City Manager Susan Arntz recently eliminated the 10-person engineering department, cutting two graduate engineers and five engineering staff. The city hadn’t been able to fill two other supervisor jobs. One job will transfer to another department.
City leaders say it’s been difficult to replace engineering managers who have left in the last year. That left the department somewhat rudderless. That has led to a number of miscues including ordering the wrong streetlights for the Riverfront Drive project and missing $1 million in expenses. In a case last year, engineering staff (it’s unclear who), were quietly giving developers six-figure breaks on sidewalk and street-blocking fees.

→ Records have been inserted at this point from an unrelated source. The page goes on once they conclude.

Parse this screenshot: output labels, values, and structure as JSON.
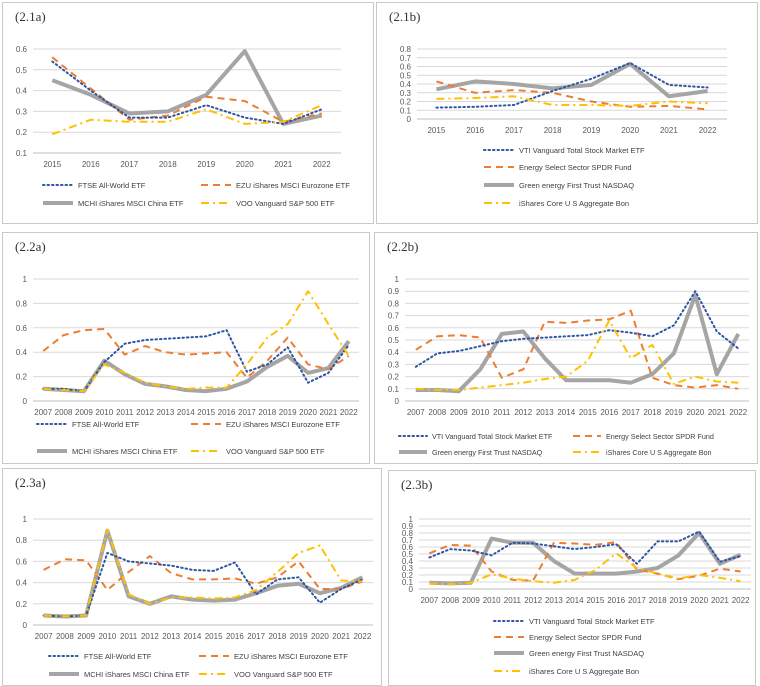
{
  "colors": {
    "blue": "#2F55A4",
    "orange": "#ED7D31",
    "gray": "#A5A5A5",
    "gold": "#FFC000",
    "grid": "#d9d9d9",
    "axis": "#bfbfbf",
    "text": "#595959"
  },
  "chart_data": [
    {
      "id": "2.1a",
      "type": "line",
      "title": "(2.1a)",
      "x": [
        "2015",
        "2016",
        "2017",
        "2018",
        "2019",
        "2020",
        "2021",
        "2022"
      ],
      "ylim": [
        0.1,
        0.6
      ],
      "yticks": [
        "0.1",
        "0.2",
        "0.3",
        "0.4",
        "0.5",
        "0.6"
      ],
      "series": [
        {
          "name": "FTSE All-World ETF",
          "style": "dot",
          "values": [
            0.54,
            0.4,
            0.27,
            0.27,
            0.33,
            0.27,
            0.24,
            0.31
          ]
        },
        {
          "name": "EZU iShares MSCI Eurozone ETF",
          "style": "dash",
          "values": [
            0.56,
            0.41,
            0.26,
            0.28,
            0.37,
            0.35,
            0.25,
            0.29
          ]
        },
        {
          "name": "MCHI iShares MSCI China ETF",
          "style": "solid",
          "values": [
            0.45,
            0.38,
            0.29,
            0.3,
            0.38,
            0.59,
            0.24,
            0.28
          ]
        },
        {
          "name": "VOO Vanguard S&P 500 ETF",
          "style": "dashdot",
          "values": [
            0.19,
            0.26,
            0.25,
            0.25,
            0.31,
            0.24,
            0.25,
            0.33
          ]
        }
      ]
    },
    {
      "id": "2.1b",
      "type": "line",
      "title": "(2.1b)",
      "x": [
        "2015",
        "2016",
        "2017",
        "2018",
        "2019",
        "2020",
        "2021",
        "2022"
      ],
      "ylim": [
        0,
        0.8
      ],
      "yticks": [
        "0",
        "0.1",
        "0.2",
        "0.3",
        "0.4",
        "0.5",
        "0.6",
        "0.7",
        "0.8"
      ],
      "series": [
        {
          "name": "VTI Vanguard Total Stock Market ETF",
          "style": "dot",
          "values": [
            0.13,
            0.14,
            0.16,
            0.32,
            0.46,
            0.64,
            0.39,
            0.36
          ]
        },
        {
          "name": "Energy Select Sector SPDR Fund",
          "style": "dash",
          "values": [
            0.43,
            0.3,
            0.33,
            0.3,
            0.2,
            0.14,
            0.15,
            0.11
          ]
        },
        {
          "name": "Green energy First Trust NASDAQ",
          "style": "solid",
          "values": [
            0.34,
            0.43,
            0.4,
            0.35,
            0.39,
            0.63,
            0.26,
            0.32
          ]
        },
        {
          "name": "iShares Core U S  Aggregate Bon",
          "style": "dashdot",
          "values": [
            0.23,
            0.24,
            0.26,
            0.16,
            0.16,
            0.15,
            0.2,
            0.18
          ]
        }
      ]
    },
    {
      "id": "2.2a",
      "type": "line",
      "title": "(2.2a)",
      "x": [
        "2007",
        "2008",
        "2009",
        "2010",
        "2011",
        "2012",
        "2013",
        "2014",
        "2015",
        "2016",
        "2017",
        "2018",
        "2019",
        "2020",
        "2021",
        "2022"
      ],
      "ylim": [
        0,
        1
      ],
      "yticks": [
        "0",
        "0.2",
        "0.4",
        "0.6",
        "0.8",
        "1"
      ],
      "series": [
        {
          "name": "FTSE All-World ETF",
          "style": "dot",
          "values": [
            0.1,
            0.1,
            0.08,
            0.32,
            0.47,
            0.5,
            0.51,
            0.52,
            0.53,
            0.58,
            0.24,
            0.3,
            0.44,
            0.15,
            0.23,
            0.46
          ]
        },
        {
          "name": "EZU iShares MSCI Eurozone ETF",
          "style": "dash",
          "values": [
            0.41,
            0.54,
            0.58,
            0.59,
            0.38,
            0.45,
            0.4,
            0.38,
            0.39,
            0.4,
            0.19,
            0.33,
            0.52,
            0.3,
            0.26,
            0.37
          ]
        },
        {
          "name": "MCHI iShares MSCI China ETF",
          "style": "solid",
          "values": [
            0.1,
            0.09,
            0.08,
            0.33,
            0.22,
            0.14,
            0.12,
            0.09,
            0.08,
            0.1,
            0.16,
            0.28,
            0.37,
            0.23,
            0.27,
            0.49
          ]
        },
        {
          "name": "VOO Vanguard S&P 500 ETF",
          "style": "dashdot",
          "values": [
            0.1,
            0.09,
            0.08,
            0.3,
            0.23,
            0.15,
            0.12,
            0.1,
            0.11,
            0.11,
            0.3,
            0.52,
            0.63,
            0.9,
            0.63,
            0.37
          ]
        }
      ]
    },
    {
      "id": "2.2b",
      "type": "line",
      "title": "(2.2b)",
      "x": [
        "2007",
        "2008",
        "2009",
        "2010",
        "2011",
        "2012",
        "2013",
        "2014",
        "2015",
        "2016",
        "2017",
        "2018",
        "2019",
        "2020",
        "2021",
        "2022"
      ],
      "ylim": [
        0,
        1
      ],
      "yticks": [
        "0",
        "0.1",
        "0.2",
        "0.3",
        "0.4",
        "0.5",
        "0.6",
        "0.7",
        "0.8",
        "0.9",
        "1"
      ],
      "series": [
        {
          "name": "VTI Vanguard Total Stock Market ETF",
          "style": "dot",
          "values": [
            0.28,
            0.39,
            0.41,
            0.45,
            0.49,
            0.51,
            0.52,
            0.53,
            0.54,
            0.58,
            0.56,
            0.53,
            0.62,
            0.9,
            0.57,
            0.43
          ]
        },
        {
          "name": "Energy Select Sector SPDR Fund",
          "style": "dash",
          "values": [
            0.42,
            0.53,
            0.54,
            0.52,
            0.19,
            0.26,
            0.65,
            0.64,
            0.66,
            0.67,
            0.74,
            0.19,
            0.13,
            0.11,
            0.13,
            0.1
          ]
        },
        {
          "name": "Green energy First Trust NASDAQ",
          "style": "solid",
          "values": [
            0.09,
            0.09,
            0.08,
            0.26,
            0.55,
            0.57,
            0.35,
            0.17,
            0.17,
            0.17,
            0.15,
            0.22,
            0.39,
            0.87,
            0.22,
            0.55
          ]
        },
        {
          "name": "iShares Core U S  Aggregate Bon",
          "style": "dashdot",
          "values": [
            0.1,
            0.09,
            0.09,
            0.11,
            0.13,
            0.15,
            0.18,
            0.2,
            0.33,
            0.66,
            0.35,
            0.46,
            0.14,
            0.2,
            0.16,
            0.15
          ]
        }
      ]
    },
    {
      "id": "2.3a",
      "type": "line",
      "title": "(2.3a)",
      "x": [
        "2007",
        "2008",
        "2009",
        "2010",
        "2011",
        "2012",
        "2013",
        "2014",
        "2015",
        "2016",
        "2017",
        "2018",
        "2019",
        "2020",
        "2021",
        "2022"
      ],
      "ylim": [
        0,
        1
      ],
      "yticks": [
        "0",
        "0.2",
        "0.4",
        "0.6",
        "0.8",
        "1"
      ],
      "series": [
        {
          "name": "FTSE All-World ETF",
          "style": "dot",
          "values": [
            0.09,
            0.08,
            0.09,
            0.68,
            0.6,
            0.58,
            0.56,
            0.52,
            0.51,
            0.59,
            0.29,
            0.43,
            0.45,
            0.21,
            0.34,
            0.43
          ]
        },
        {
          "name": "EZU iShares MSCI Eurozone ETF",
          "style": "dash",
          "values": [
            0.52,
            0.62,
            0.61,
            0.33,
            0.5,
            0.65,
            0.49,
            0.43,
            0.43,
            0.44,
            0.39,
            0.45,
            0.6,
            0.34,
            0.34,
            0.41
          ]
        },
        {
          "name": "MCHI iShares MSCI China ETF",
          "style": "solid",
          "values": [
            0.09,
            0.08,
            0.09,
            0.89,
            0.27,
            0.2,
            0.27,
            0.24,
            0.23,
            0.24,
            0.3,
            0.37,
            0.39,
            0.3,
            0.35,
            0.45
          ]
        },
        {
          "name": "VOO Vanguard S&P 500 ETF",
          "style": "dashdot",
          "values": [
            0.09,
            0.08,
            0.09,
            0.9,
            0.29,
            0.2,
            0.26,
            0.26,
            0.25,
            0.26,
            0.33,
            0.5,
            0.68,
            0.75,
            0.42,
            0.41
          ]
        }
      ]
    },
    {
      "id": "2.3b",
      "type": "line",
      "title": "(2.3b)",
      "x": [
        "2007",
        "2008",
        "2009",
        "2010",
        "2011",
        "2012",
        "2013",
        "2014",
        "2015",
        "2016",
        "2017",
        "2018",
        "2019",
        "2020",
        "2021",
        "2022"
      ],
      "ylim": [
        0,
        1
      ],
      "yticks": [
        "0",
        "0.1",
        "0.2",
        "0.3",
        "0.4",
        "0.5",
        "0.6",
        "0.7",
        "0.8",
        "0.9",
        "1"
      ],
      "series": [
        {
          "name": "VTI Vanguard Total Stock Market ETF",
          "style": "dot",
          "values": [
            0.45,
            0.57,
            0.55,
            0.48,
            0.66,
            0.65,
            0.61,
            0.57,
            0.6,
            0.64,
            0.36,
            0.68,
            0.68,
            0.82,
            0.39,
            0.47
          ]
        },
        {
          "name": "Energy Select Sector SPDR Fund",
          "style": "dash",
          "values": [
            0.51,
            0.63,
            0.62,
            0.25,
            0.13,
            0.12,
            0.66,
            0.65,
            0.63,
            0.67,
            0.28,
            0.22,
            0.14,
            0.19,
            0.29,
            0.25
          ]
        },
        {
          "name": "Green energy First Trust NASDAQ",
          "style": "solid",
          "values": [
            0.09,
            0.08,
            0.09,
            0.72,
            0.66,
            0.66,
            0.4,
            0.22,
            0.22,
            0.22,
            0.25,
            0.3,
            0.48,
            0.8,
            0.36,
            0.49
          ]
        },
        {
          "name": "iShares Core U S  Aggregate Bon",
          "style": "dashdot",
          "values": [
            0.08,
            0.07,
            0.09,
            0.21,
            0.15,
            0.11,
            0.09,
            0.13,
            0.27,
            0.51,
            0.3,
            0.22,
            0.15,
            0.2,
            0.16,
            0.11
          ]
        }
      ]
    }
  ]
}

Arntz said outsourcing engineering had nothing to do with the mistakes, arguing the city just can’t compete with the private sector for engineer pay. If it did, it would have to raise pay of others across the management chain due to state laws. Eliminating the department will save the city about $800,000 while hiring contract engineers is expected to cost about $700,000 with possible extra expenses and to save a small amount of money.
Mankato has long worked with local engineering firms that have again and again proven their competency and efficiency. And it’s likely one or several of them will secure city contracts. But switching a public department to the private sector creates all kinds of thorny issues from conflicts of interest to public transparency.
Private entities do not face the same public record disclosures and open meeting requirements that public governments do. And transparency should be paramount. Private companies are often not comfortable exposing their business to the sometimes messy process that can be public discussion.
So, the city should take all measures to ensure a privately contracted engineering department is subject to all the disclosures that would be required for public employees and a public organization.
Arntz said she believes that contracting engineering could save money. The city can point to contracting out its civil and criminal legal work to a private law firm as a cost-saving measure. But engineering departments are very different than legal work.
At any one time, there are likely dozens of construction projects city engineers must oversee and manage. Many of these projects are complicated and have cost overruns for one reason or another. It’s not as cut and dried as legal work.
The city should consider contract language that also addresses conflicts of interest. Large engineering firms have many projects big and small, public and private. At any given time there may be competing interests faced by private firms that face competing goals of private gain and public good.
That no other city Mankato’s size has contracted engineering should also be a taxpayer concern. That means there’s no real model how this works or any boilerplate agreements that city leaders can study. Starting from scratch will likely be a path rife with pitfalls.
Certainly, taxpayers want the best bang for their bucks and the city engineering department performance needs improvement, but private contracts can go astray if there is no public accountability.